Use an aov() model to predict stock price by day, and then compute Tukey HSD test on all pairwise comparisons using the Tukey test. Do the result differ from part 3?
summary(aov(stocks~days))
## Df Sum Sq Mean Sq F value Pr(>F)
## days 6 77286 12881 7.202 1.81e-07 ***
## Residuals 693 1239488 1789
## ---
## Signif. codes: 0 '***' 0.001 '**' 0.01 '*' 0.05 '.' 0.1 ' ' 1
TukeyHSD(aov(stocks~days))
## Tukey multiple comparisons of means
## 95% family-wise confidence level
##
## Fit: aov(formula = stocks ~ days)
##
## $days
## diff lwr upr p adj
## Tu-Mo -1.0436 -18.729386 16.64219 0.9999976
## We-Mo -0.3232 -18.008986 17.36259 1.0000000
## Th-Mo 20.2005 2.514714 37.88629 0.0135627
## Fr-Mo 21.0045 3.318714 38.69029 0.0085579
## Sa-Mo 17.8423 0.156514 35.52809 0.0463876
## Su-Mo 23.2153 5.529514 40.90109 0.0021786
## We-Tu 0.7204 -16.965386 18.40619 0.9999997
## Th-Tu 21.2441 3.558314 38.92989 0.0074315
## Fr-Tu 22.0481 4.362314 39.73389 0.0045691
## Sa-Tu 18.8859 1.200114 36.57169 0.0275391
## Su-Tu 24.2589 6.573114 41.94469 0.0010864
## Th-We 20.5237 2.837914 38.20949 0.0112984
## Fr-We 21.3277 3.641914 39.01349 0.0070715
## Sa-We 18.1655 0.479714 35.85129 0.0396268
## Su-We 23.5385 5.852714 41.22429 0.0017622
## Fr-Th 0.8040 -16.881786 18.48979 0.9999995
## Sa-Th -2.3582 -20.043986 15.32759 0.9997075
## Su-Th 3.0148 -14.670986 20.70059 0.9988009
## Sa-Fr -3.1622 -20.847986 14.52359 0.9984289
## Su-Fr 2.2108 -15.474986 19.89659 0.9997990
## Su-Sa 5.3730 -12.312786 23.05879 0.9727959
Our one-way-Anova model predicts that there are significantly different stock prices in different days (p = 1.81e-07). The Tukey’s range test gives us the exact same results as the pairwise test even though the p values slightly differ (because they are corrected using a different “logic”)

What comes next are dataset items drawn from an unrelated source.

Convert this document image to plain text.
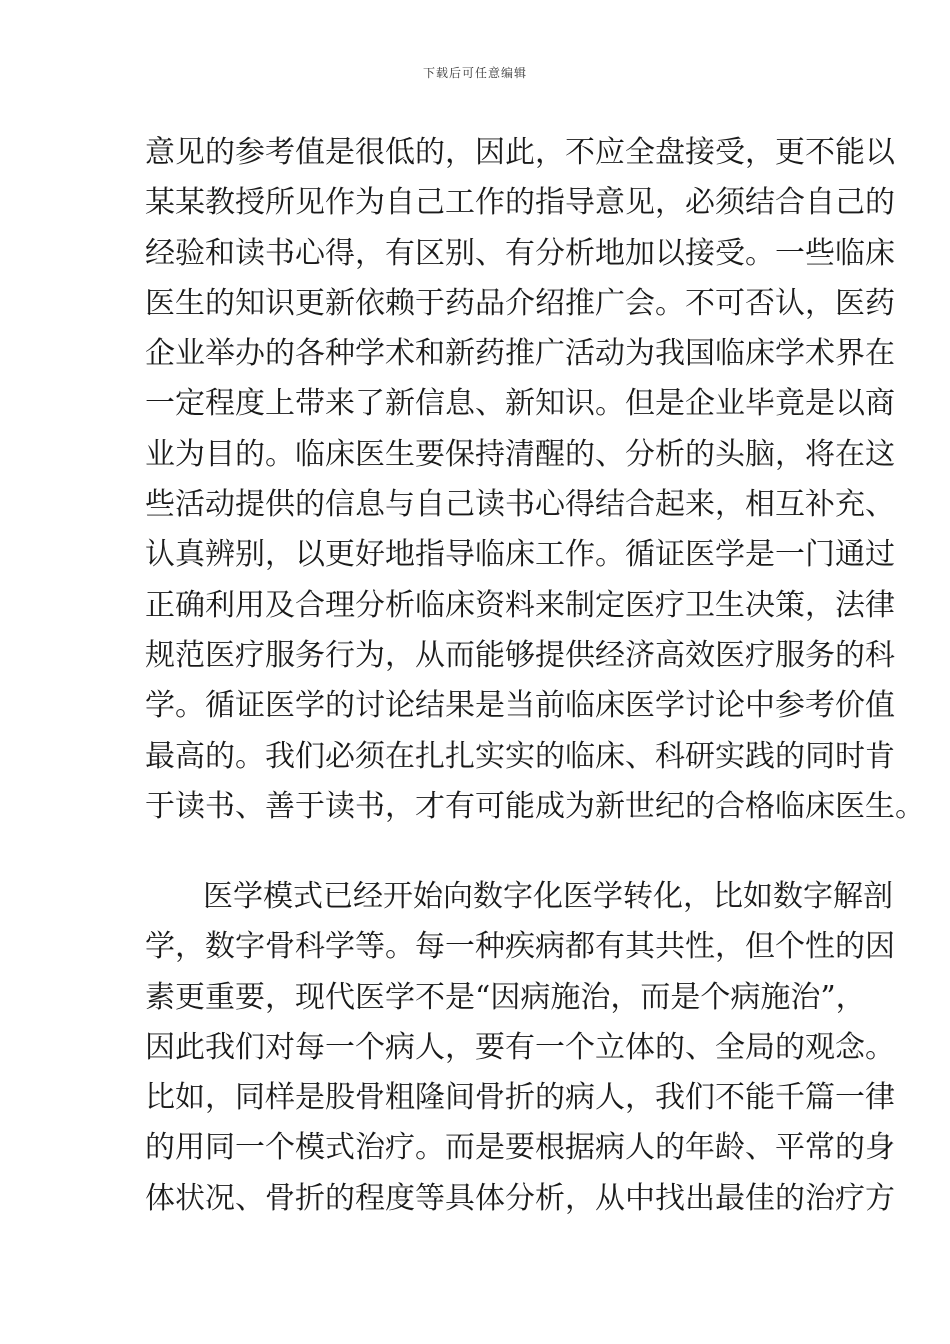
下载后可任意编辑
意见的参考值是很低的，因此，不应全盘接受，更不能以
某某教授所见作为自己工作的指导意见，必须结合自己的
经验和读书心得，有区别、有分析地加以接受。一些临床
医生的知识更新依赖于药品介绍推广会。不可否认，医药
企业举办的各种学术和新药推广活动为我国临床学术界在
一定程度上带来了新信息、新知识。但是企业毕竟是以商
业为目的。临床医生要保持清醒的、分析的头脑，将在这
些活动提供的信息与自己读书心得结合起来，相互补充、
认真辨别，以更好地指导临床工作。循证医学是一门通过
正确利用及合理分析临床资料来制定医疗卫生决策，法律
规范医疗服务行为，从而能够提供经济高效医疗服务的科
学。循证医学的讨论结果是当前临床医学讨论中参考价值
最高的。我们必须在扎扎实实的临床、科研实践的同时肯
于读书、善于读书，才有可能成为新世纪的合格临床医生。
医学模式已经开始向数字化医学转化，比如数字解剖
学，数字骨科学等。每一种疾病都有其共性，但个性的因
素更重要，现代医学不是“因病施治，而是个病施治”，
因此我们对每一个病人，要有一个立体的、全局的观念。
比如，同样是股骨粗隆间骨折的病人，我们不能千篇一律
的用同一个模式治疗。而是要根据病人的年龄、平常的身
体状况、骨折的程度等具体分析，从中找出最佳的治疗方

Compute a kruskall-wallis test to see if the non-parametric test shows stock price depended on day-of-week.
kruskal.test(stocks~days)
##
## Kruskal-Wallis rank sum test
##
## data: stocks by days
## Kruskal-Wallis chi-squared = 36.113, df = 6, p-value = 2.621e-06
Similarly to the previous one-way-Anova, the kruskall-wallis test detects statistically significant differences of stock prices within the week (p = 2.621e-06). ## 6. Bayes Factor ANOVA Compute a one-way BayesFactor ANOVA and report the Bayes factor score determining if day-of-week impacted stock price.
#options("contrasts")
library(BayesFactor)
## Warning: package 'BayesFactor' was built under R version 4.0.2
## Loading required package: coda
## Warning: package 'coda' was built under R version 4.0.2
## Loading required package: Matrix
## ************
## Welcome to BayesFactor 0.9.12-4.2. If you have questions, please contact Richard Morey (richarddmorey@gmail.com).
##
## Type BFManual() to open the manual.
## ************
dat = data.frame(stocks,days)
bf = anovaBF(stocks~days,data = dat)
chains <- posterior(bf,iterations=10000)
chains[1:5,]
## mu days-Mo days-Tu days-We days-Th days-Fr days-Sa
## [1,] 72.12510 -11.480711 -12.439192 -11.724618 8.543681 9.217479 6.194580
## [2,] 69.38709 -7.245098 -8.955825 -10.983874 5.969557 7.050878 10.426345
## [3,] 68.38855 -18.813957 -5.743782 -11.992990 5.194182 18.558269 4.291178
## [4,] 72.53927 -14.820836 -10.026128 -7.317038 10.247065 5.603544 6.816419
## [5,] 71.88645 -14.616078 -12.834101 -4.542650 8.779043 6.500464 6.701760
## days-Su sig2 g_days
## [1,] 11.688781 1611.467 0.0648013
## [2,] 3.738015 1777.272 0.1786362
## [3,] 8.507100 1735.346 0.1251258
## [4,] 9.496974 1899.829 0.1907061
## [5,] 10.011563 2046.888 0.1736627
new_levels = c('na',levels(days))
library(RColorBrewer)
par(mfrow=c(2,3))
for(i in 3:8){
hist(chains[,i]-chains[,i-1],breaks=100,main = paste(new_levels[i],'-', new_levels[i-1],'at 1000 iterations','P(',new_levels[i],'>',new_levels[i-1],')','=',mean(chains[,i]>chains[,i-1])*100,'%'), xlab = 'stock price difference (10^3 $)' ,ylab = 'likelihood', col = brewer.pal(7, "Set1")[i])
abline(v = 0,lwd = 3,col = 'red')
abline(v = mean(chains[,i])-mean(chains[,i-1]),lwd=3,col = 'blue')
legend('topright', legend = c('0 point','mean'), lty = 1, lwd = 3, col = c('red','blue'),bty = "n")
}
The one-way BayesFactor ANOVA reports an extreme evidence for the data to be under the Ha than the H0 (BF = 41865.66). Meaning that stock prices significantly different within the week (which is our alternative hypothesis Ha).